I actually got a smart watch so I wouldn’t have to even worry about keeping the sound on my phone and missing phone calls and messages. Now, my watch vibrates a tiny bit on my wrist which allows me to check it quickly and see if I need to grab my phone. Since getting the watch, I have been a lot more responsive to phone calls (it was truly a miracle if I ever picked up before) and the same with text messages. I try not to overload myself and often turn the notifications off but regardless, it has made the phone situation a lot easier for me.
This also gave me an enormous amount of hope in that technology is changing and I have some control over the things my body and brain are exposed to.
For example, I’m hoping technology will advance enough so nurses don’t have to walk into a hospital room to take vitals. This impacts sleep and a persons ability to let go in an already difficult setting. I also am hopeful that it if the IV needs to be tended to, something alerts the nurses station as opposed to randomly beeping like crazy which can startle a patient.
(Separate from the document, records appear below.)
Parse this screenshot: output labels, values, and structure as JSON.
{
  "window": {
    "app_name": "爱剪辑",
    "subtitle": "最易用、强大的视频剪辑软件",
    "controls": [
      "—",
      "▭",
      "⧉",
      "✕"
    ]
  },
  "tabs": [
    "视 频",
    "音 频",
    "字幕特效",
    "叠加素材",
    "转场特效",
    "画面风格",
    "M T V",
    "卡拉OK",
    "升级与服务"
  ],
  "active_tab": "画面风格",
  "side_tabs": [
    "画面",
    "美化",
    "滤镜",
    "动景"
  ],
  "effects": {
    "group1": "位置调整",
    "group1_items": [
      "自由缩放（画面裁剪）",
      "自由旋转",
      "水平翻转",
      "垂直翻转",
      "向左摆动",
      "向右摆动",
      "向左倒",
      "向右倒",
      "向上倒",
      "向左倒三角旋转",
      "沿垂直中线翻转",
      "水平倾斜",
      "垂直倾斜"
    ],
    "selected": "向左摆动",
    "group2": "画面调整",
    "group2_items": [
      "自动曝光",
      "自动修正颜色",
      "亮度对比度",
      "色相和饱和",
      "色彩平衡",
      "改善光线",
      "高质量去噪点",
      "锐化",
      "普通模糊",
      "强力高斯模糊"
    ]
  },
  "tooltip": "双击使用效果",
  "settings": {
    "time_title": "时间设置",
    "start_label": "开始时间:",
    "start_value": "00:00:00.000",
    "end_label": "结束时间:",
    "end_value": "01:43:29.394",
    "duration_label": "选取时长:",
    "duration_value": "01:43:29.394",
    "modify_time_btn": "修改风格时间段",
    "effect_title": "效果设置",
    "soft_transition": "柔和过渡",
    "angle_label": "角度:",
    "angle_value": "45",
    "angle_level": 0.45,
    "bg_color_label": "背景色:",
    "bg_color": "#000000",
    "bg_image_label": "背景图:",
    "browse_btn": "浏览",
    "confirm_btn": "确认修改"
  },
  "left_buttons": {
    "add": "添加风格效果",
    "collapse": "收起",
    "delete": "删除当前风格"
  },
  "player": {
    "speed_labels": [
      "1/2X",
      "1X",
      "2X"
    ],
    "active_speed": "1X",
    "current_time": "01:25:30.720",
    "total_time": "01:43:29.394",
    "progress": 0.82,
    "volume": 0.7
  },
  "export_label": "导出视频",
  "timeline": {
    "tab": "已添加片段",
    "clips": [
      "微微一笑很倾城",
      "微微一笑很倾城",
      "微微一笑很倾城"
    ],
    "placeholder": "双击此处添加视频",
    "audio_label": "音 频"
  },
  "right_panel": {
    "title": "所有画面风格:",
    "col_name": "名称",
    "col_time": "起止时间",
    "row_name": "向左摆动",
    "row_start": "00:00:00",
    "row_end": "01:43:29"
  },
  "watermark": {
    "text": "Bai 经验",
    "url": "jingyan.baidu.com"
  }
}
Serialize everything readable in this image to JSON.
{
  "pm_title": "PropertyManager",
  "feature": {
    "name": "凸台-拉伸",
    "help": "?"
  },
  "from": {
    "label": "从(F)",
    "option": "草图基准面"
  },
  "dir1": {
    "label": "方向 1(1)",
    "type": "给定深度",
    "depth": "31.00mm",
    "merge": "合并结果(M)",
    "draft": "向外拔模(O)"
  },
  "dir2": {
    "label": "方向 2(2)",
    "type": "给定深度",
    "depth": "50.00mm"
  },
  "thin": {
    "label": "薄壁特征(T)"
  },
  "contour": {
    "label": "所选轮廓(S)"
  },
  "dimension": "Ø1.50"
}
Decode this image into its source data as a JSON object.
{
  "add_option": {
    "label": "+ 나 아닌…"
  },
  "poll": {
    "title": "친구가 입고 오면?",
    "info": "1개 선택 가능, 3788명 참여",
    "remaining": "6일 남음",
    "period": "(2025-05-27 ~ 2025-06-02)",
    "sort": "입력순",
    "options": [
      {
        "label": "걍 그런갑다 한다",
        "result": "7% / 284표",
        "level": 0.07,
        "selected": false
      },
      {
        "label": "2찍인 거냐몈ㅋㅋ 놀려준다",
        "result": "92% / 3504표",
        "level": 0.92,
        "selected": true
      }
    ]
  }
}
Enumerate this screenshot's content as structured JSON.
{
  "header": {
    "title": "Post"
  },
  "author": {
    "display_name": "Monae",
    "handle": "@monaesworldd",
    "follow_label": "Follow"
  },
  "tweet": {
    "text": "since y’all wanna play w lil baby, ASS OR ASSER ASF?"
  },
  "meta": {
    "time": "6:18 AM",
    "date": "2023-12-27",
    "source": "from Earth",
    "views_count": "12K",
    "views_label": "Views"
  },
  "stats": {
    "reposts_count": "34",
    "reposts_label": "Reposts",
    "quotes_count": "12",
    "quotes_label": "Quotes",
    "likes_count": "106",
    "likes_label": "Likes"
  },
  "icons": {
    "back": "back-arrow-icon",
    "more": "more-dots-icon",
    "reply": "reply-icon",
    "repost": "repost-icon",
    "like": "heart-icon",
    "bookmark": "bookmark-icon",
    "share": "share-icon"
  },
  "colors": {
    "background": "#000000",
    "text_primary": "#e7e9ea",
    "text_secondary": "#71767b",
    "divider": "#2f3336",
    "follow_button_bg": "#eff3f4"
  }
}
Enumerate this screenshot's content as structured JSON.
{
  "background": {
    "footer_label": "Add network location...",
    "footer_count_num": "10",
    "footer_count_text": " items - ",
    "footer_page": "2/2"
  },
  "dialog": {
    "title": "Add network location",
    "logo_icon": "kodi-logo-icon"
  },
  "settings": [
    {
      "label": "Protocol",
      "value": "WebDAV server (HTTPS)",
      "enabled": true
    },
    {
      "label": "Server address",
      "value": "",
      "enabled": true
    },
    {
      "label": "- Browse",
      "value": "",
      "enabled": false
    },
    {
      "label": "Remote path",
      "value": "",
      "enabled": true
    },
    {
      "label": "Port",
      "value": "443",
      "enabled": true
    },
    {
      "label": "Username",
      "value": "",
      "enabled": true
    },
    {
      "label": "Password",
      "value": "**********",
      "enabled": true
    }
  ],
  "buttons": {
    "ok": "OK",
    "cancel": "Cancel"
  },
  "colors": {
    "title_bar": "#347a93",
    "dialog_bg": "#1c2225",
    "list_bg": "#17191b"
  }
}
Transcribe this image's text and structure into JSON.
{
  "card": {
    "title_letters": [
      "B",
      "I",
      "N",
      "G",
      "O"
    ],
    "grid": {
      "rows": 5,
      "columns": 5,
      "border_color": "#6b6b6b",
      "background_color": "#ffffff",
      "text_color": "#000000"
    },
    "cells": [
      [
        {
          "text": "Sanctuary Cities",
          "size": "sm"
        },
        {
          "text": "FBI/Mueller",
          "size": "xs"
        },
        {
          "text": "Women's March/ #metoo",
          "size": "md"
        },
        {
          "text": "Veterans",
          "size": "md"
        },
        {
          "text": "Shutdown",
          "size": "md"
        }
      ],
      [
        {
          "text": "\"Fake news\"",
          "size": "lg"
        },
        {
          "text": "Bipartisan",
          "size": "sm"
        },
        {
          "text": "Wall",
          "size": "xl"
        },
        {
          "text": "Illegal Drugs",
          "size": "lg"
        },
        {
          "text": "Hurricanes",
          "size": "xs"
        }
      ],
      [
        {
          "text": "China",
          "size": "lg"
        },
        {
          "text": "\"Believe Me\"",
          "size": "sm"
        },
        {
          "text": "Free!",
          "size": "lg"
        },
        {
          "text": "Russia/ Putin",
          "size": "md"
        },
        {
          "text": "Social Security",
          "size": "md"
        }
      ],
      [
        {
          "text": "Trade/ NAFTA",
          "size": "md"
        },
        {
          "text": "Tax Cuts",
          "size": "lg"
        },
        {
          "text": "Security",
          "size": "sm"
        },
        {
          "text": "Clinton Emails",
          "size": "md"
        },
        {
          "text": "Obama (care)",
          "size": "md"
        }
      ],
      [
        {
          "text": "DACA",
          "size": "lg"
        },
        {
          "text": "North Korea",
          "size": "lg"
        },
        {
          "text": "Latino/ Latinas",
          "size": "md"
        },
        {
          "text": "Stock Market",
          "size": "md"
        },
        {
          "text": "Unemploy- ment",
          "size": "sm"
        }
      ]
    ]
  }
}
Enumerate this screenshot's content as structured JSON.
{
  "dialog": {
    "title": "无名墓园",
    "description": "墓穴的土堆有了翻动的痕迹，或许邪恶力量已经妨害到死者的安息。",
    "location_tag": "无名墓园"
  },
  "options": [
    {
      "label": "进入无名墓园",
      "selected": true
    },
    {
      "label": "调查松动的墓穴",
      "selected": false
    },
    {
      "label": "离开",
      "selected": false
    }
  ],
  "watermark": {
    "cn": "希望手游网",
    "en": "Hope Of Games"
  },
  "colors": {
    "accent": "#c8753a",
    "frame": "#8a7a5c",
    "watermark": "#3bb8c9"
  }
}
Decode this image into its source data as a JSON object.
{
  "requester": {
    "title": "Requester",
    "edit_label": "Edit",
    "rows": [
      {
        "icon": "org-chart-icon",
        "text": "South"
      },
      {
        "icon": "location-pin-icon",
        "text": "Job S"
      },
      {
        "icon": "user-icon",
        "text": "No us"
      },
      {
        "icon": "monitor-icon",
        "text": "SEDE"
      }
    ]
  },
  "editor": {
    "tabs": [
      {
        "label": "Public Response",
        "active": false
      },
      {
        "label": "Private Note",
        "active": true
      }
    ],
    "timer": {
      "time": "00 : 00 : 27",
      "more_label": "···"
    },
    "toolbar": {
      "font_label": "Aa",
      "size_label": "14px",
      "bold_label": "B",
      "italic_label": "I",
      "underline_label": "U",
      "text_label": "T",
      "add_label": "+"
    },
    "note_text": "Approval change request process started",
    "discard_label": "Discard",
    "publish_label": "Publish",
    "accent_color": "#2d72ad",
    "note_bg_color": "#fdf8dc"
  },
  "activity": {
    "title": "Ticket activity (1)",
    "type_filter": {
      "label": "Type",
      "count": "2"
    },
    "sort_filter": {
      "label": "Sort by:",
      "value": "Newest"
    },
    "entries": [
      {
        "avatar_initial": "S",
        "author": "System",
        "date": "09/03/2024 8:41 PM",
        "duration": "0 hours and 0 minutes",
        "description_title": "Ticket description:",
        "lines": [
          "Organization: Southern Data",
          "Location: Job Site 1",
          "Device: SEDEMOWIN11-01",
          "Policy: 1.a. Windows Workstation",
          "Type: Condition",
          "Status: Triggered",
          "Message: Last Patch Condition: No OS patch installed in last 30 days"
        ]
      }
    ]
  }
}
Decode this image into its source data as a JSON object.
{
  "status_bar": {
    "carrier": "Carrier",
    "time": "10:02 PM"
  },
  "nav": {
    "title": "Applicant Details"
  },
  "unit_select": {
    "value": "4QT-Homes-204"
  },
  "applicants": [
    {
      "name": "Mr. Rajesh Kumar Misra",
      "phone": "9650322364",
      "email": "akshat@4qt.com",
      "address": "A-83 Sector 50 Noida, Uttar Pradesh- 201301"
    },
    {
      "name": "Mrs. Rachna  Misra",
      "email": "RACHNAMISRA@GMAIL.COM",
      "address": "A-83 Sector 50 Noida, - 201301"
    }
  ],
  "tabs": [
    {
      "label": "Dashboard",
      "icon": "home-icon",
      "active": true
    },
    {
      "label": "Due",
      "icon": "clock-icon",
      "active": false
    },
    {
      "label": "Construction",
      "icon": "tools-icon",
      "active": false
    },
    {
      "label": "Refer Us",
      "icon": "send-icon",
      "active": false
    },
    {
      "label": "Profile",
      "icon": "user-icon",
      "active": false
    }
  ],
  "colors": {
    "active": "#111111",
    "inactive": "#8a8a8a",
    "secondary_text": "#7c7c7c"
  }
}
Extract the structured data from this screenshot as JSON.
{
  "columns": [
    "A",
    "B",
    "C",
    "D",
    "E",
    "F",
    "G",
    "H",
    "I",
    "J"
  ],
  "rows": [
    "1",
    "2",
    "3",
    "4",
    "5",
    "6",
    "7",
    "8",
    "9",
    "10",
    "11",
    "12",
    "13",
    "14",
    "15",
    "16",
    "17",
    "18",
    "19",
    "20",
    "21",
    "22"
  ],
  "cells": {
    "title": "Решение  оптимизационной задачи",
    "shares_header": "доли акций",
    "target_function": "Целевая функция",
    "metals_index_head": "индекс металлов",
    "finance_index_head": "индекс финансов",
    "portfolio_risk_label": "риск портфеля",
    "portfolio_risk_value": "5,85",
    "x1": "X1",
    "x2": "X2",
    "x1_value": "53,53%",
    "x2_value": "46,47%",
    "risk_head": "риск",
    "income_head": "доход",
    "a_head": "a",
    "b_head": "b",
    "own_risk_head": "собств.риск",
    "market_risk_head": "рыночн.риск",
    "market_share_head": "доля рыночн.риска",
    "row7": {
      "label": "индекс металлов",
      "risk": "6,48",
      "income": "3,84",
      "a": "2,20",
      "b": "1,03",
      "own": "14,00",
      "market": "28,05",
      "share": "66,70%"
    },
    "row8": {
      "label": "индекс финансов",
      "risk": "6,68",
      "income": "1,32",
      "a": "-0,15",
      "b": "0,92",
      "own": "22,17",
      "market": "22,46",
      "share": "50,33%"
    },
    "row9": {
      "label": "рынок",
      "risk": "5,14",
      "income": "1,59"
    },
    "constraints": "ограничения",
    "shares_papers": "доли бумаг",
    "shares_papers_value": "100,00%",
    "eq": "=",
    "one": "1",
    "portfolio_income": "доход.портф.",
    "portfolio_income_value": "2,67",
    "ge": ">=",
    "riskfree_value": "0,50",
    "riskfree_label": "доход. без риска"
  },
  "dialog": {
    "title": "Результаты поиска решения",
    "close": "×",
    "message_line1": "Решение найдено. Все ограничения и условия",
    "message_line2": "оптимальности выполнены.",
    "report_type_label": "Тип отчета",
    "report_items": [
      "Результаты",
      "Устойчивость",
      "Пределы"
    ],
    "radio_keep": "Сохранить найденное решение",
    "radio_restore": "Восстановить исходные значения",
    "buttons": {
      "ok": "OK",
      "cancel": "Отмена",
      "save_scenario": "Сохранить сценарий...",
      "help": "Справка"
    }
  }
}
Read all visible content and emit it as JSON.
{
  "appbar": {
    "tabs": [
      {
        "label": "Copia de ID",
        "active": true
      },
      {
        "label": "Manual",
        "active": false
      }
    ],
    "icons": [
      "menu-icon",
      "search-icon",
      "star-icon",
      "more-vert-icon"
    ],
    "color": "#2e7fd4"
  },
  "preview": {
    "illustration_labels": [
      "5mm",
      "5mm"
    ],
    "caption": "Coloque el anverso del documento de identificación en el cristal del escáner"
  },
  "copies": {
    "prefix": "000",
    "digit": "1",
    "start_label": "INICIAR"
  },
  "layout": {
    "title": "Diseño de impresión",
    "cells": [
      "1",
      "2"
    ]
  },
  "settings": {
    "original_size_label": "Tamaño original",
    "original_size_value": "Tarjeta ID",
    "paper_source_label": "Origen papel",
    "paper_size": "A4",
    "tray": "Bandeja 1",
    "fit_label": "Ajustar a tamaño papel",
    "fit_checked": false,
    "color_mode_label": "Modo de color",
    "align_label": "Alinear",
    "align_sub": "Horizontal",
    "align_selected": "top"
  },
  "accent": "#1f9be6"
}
Some more common triggering things, in my opinion, include being unable to drink yellow Gatorade, clear colored soda or clear liquids because they remind me of test prep or the hospital in general. Certain smells that bring me back to the hospital are also very difficult for me to handle. Not to be TMI but there is even a specific scent that comes out of my ostomy when I am in the hospital that occurs occasionally after leaving there or being discharged from the emergency room. I can’t control that and have no idea what it really is. It is just something I notice that brings me back to a place I don’t want to be.
As I began thinking more, I realize that my triggers actually do make sense. My issues with noise stems from the unpredictable IV beeping that occurs with every hospitalization. The unpredictable nature that has it difficult for me to not only watch certain things but let my guard down, comes from living with such an unpredictable illness.
I want anyone reading this who may be able to relate to know you are not alone if you have certain triggers that are hard for you or others to understand.
They come from a very real place and should not be ignored. Whether you feel it is best to talk it out with a mental health professional, a close family member or friend, or handle it on your own is completely up to you. You have every right to take care of yourself in whatever way is comfortable for YOU. Never let anyone make you feel badly about it or tell you otherwise.
Do you have issues with triggers? What are some of yours? Do you understand where they come from? Have you gotten professional help? How have you personally handled the emotional angst and physical problems that can go alongside being triggered by a lot of things? Let’s talk about this! It is all part of living with a chronic illness like Crohn’s disease or ulcerative colitis.